The definition of hypertension in term and preterm neonates has not been standardized. In this age group the blood pressure increases with both gestational and postconceptual age, as well as birth weight [7]. The upper limit for normal blood pressure has been defined as the 95th percentile for age, gender and height [8]. The approach for evaluating neonates with hypertension starts with a focused history, inquiring about any perinatal exposures, current medical conditions and medication as well as procedures undergone such as umbilical artery catheterization. The clinical presentation of hypertension in this age group may vary from incidental isolated elevated blood pressure detection to manifestations of cardiac failure. The initial diagnostic work-up is directed toward identifying secondary causes of hypertension, especially renal and cardiac etiologies. Included in the evaluation are urinalysis, a complete blood count, electrolytes, blood urea nitrogen, creatinine, chest radiograph, renal US and echocardiogram [2, 7].

In our patient, the work-up done for the evaluation of hypertension led us to consider a renovascular cause, which was indicated by his very high plasma renin and aldosterone levels. Although renal US is commonly used in the evaluation of such patients to asses the anatomy, it is not a very reliable test in detecting renovascular causes of hypertension in neonates. Therefore, we elected to perform MRI/MRA as a non-invasive technique to assess the renal vessels looking for a treatable cause of his hypertension.

It is widely accepted that the gold standard for diagnosing renovascular disease is conventional renal arteriography. However, it is an invasive procedure and usually used in older patients. In comparison to conventional arteriogram, MRI/MRA is a less-invasive yet reliable means of detecting renovascular disease in adults, and it is a well-established method for detecting main renal artery disease [3, 4]. According to the National High Blood Pressure Education Program Working Group on High Blood Pressure in Children and Adolescents, MRA is increasingly feasible for evaluation of pediatric renovascular disease; however, there are no neonatal guidelines in the report [8]. There is little literature on the use of MRI/MRA for the evaluation of renovascular disease in neonates. In one report of a neonate with hypertension and proteinuria, MRA detected main renal artery stenosis [5]. In another report, MRI was helpful in detecting a retroperitoneal hematoma causing renovascular hypertension in a 7-week-old infant [6].

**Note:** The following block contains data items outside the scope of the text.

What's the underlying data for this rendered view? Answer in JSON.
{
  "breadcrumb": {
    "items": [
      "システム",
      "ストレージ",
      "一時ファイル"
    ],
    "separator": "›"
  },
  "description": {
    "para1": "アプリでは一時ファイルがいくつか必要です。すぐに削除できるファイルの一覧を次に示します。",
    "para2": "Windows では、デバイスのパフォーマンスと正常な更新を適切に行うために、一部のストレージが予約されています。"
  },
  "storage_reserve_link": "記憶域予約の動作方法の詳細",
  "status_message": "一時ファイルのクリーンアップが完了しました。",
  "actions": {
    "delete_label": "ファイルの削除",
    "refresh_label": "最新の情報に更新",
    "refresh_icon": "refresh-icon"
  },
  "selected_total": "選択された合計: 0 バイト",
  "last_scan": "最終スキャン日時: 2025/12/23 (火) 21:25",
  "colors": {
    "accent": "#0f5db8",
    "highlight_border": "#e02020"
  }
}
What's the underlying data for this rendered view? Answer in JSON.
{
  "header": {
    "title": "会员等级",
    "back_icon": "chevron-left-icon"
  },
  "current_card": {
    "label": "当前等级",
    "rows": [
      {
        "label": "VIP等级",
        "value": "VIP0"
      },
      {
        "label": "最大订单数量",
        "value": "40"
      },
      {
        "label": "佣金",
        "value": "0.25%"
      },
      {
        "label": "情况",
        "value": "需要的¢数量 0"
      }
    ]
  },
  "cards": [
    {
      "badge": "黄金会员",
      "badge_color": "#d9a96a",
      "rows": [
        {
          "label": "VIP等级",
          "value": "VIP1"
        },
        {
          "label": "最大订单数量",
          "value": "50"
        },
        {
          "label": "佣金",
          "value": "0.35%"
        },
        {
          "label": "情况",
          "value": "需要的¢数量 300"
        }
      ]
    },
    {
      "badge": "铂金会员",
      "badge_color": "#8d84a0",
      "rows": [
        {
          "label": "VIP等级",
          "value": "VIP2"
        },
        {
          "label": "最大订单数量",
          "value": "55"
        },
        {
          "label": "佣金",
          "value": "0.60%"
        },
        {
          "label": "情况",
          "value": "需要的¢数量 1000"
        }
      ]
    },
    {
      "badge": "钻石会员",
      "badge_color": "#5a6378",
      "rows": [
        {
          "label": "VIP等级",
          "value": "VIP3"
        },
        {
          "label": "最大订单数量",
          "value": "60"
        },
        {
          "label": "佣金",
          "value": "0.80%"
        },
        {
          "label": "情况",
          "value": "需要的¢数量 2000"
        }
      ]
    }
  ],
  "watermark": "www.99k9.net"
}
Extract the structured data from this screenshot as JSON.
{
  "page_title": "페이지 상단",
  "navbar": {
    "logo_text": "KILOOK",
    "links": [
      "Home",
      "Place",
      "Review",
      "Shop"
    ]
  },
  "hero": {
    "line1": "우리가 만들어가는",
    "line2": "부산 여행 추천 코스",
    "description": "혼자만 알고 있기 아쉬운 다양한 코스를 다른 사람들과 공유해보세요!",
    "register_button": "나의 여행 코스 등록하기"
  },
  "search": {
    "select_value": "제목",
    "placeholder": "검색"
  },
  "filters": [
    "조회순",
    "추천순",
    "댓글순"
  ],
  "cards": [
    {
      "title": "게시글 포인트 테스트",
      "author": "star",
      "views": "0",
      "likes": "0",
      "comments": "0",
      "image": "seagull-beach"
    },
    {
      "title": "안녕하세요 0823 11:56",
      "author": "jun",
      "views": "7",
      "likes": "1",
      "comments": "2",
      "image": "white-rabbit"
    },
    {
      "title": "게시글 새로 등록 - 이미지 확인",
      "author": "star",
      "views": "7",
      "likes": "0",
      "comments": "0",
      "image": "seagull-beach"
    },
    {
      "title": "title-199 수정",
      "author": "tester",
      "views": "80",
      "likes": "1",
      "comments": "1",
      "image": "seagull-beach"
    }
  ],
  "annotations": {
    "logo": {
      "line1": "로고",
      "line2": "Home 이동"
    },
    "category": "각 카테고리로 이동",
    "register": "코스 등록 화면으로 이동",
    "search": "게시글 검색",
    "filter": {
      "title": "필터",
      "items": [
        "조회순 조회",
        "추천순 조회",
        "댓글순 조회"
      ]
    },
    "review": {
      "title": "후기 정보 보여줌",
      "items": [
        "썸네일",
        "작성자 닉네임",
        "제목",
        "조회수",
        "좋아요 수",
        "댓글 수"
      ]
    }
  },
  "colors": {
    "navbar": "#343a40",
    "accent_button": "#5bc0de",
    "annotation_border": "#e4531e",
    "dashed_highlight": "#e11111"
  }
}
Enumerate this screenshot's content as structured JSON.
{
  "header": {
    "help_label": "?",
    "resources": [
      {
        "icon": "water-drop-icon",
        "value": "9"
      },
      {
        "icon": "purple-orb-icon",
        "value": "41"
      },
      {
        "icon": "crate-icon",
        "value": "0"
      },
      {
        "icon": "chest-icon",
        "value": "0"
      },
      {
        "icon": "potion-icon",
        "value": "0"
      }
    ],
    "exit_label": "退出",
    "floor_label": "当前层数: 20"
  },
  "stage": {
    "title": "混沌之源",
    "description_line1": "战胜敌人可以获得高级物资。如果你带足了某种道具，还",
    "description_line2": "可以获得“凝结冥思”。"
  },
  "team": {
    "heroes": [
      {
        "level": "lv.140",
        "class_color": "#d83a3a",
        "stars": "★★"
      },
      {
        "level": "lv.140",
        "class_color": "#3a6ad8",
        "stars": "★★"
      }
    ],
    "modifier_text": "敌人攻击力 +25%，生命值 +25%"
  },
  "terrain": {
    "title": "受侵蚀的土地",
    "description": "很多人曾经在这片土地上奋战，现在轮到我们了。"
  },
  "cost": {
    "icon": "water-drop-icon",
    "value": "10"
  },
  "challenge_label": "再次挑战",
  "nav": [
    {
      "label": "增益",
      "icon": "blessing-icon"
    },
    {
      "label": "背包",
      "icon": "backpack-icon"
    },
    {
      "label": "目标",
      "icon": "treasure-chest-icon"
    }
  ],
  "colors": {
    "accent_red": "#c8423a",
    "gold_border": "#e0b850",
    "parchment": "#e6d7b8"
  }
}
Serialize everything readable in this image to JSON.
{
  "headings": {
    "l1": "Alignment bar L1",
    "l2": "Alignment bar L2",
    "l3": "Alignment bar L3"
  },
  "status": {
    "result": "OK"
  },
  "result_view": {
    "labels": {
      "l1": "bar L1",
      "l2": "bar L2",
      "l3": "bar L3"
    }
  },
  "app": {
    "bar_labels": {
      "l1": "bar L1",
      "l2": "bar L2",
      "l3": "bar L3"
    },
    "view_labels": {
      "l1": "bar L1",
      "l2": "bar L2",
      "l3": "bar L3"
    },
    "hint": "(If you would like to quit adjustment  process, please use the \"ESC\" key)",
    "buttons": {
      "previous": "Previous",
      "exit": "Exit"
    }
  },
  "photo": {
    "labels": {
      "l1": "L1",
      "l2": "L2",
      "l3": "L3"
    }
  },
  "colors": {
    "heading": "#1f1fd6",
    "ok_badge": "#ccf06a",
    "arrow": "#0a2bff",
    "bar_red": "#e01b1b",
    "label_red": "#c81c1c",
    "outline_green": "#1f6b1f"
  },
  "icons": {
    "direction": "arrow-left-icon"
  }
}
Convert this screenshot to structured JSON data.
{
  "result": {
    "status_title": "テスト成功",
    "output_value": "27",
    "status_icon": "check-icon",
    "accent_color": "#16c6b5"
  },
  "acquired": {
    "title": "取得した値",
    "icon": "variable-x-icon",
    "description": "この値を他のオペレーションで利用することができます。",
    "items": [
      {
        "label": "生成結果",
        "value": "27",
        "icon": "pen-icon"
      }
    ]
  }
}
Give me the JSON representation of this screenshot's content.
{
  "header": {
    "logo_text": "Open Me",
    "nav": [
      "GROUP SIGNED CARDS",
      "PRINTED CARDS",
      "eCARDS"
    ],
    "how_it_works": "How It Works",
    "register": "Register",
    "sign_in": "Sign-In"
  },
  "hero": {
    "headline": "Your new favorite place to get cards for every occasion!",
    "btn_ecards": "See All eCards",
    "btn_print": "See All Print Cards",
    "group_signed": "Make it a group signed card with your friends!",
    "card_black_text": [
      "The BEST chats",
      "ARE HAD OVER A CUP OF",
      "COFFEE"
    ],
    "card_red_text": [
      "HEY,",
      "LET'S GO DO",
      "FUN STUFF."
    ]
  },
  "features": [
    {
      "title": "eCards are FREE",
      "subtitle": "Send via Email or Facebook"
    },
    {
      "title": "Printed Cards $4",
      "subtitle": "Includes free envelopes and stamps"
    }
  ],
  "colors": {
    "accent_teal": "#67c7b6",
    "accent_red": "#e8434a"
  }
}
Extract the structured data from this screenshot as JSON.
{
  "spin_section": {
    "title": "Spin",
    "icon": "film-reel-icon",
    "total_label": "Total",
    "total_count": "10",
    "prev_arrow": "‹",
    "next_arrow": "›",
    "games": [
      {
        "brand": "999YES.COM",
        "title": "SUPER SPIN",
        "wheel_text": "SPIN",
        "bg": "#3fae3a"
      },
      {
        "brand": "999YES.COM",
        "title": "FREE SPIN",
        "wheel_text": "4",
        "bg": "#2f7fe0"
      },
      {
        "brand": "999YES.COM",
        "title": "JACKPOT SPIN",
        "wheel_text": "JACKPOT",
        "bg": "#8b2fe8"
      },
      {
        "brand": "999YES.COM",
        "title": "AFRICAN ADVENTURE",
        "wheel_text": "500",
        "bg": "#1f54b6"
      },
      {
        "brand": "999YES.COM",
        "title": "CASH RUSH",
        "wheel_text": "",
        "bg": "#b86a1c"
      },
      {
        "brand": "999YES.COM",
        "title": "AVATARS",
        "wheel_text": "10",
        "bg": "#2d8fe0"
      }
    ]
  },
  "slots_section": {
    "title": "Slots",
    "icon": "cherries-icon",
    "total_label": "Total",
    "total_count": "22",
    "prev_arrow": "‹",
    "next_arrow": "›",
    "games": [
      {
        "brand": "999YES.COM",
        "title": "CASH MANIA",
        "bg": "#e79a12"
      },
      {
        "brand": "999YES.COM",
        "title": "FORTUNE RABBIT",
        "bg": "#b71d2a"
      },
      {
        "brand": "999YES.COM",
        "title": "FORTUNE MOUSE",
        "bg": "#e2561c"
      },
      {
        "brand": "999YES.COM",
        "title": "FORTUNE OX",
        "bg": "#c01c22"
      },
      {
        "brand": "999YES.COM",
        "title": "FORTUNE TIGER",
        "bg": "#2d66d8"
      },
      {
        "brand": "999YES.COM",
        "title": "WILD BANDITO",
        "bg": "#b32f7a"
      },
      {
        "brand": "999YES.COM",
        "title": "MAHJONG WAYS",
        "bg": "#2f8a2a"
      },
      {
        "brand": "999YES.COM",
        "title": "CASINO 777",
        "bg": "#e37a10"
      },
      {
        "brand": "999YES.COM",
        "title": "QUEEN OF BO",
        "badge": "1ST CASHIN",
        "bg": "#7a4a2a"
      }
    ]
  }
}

In our patient, the rapid dynamic post-gadolinium images showed hypoperfusion of the left lower pole, alluding to segmental renal artery stenosis (Fig. 1). Conventional renal arteriography showed long segment stenosis of the lower pole branch of the left renal artery (Fig. 2). The patient underwent partial nephrectomy of the lower pole of the left kidney with subsequent complete resolution of hypertension one week after surgery. In conclusion, with appropriate anesthetic support, MRI/MRA is a useful and feasible technique in evaluating neonates with severe hypertension. It was helpful in identifying a treatable cause of the neonatal hypertension in our patient. Further prospective studies comparable to those in adults are needed to validate this test in neonatal hypertension. In the future, MRI/MRA might become the test of choice when there is a high index of suspicion for renovascular disease in neonates.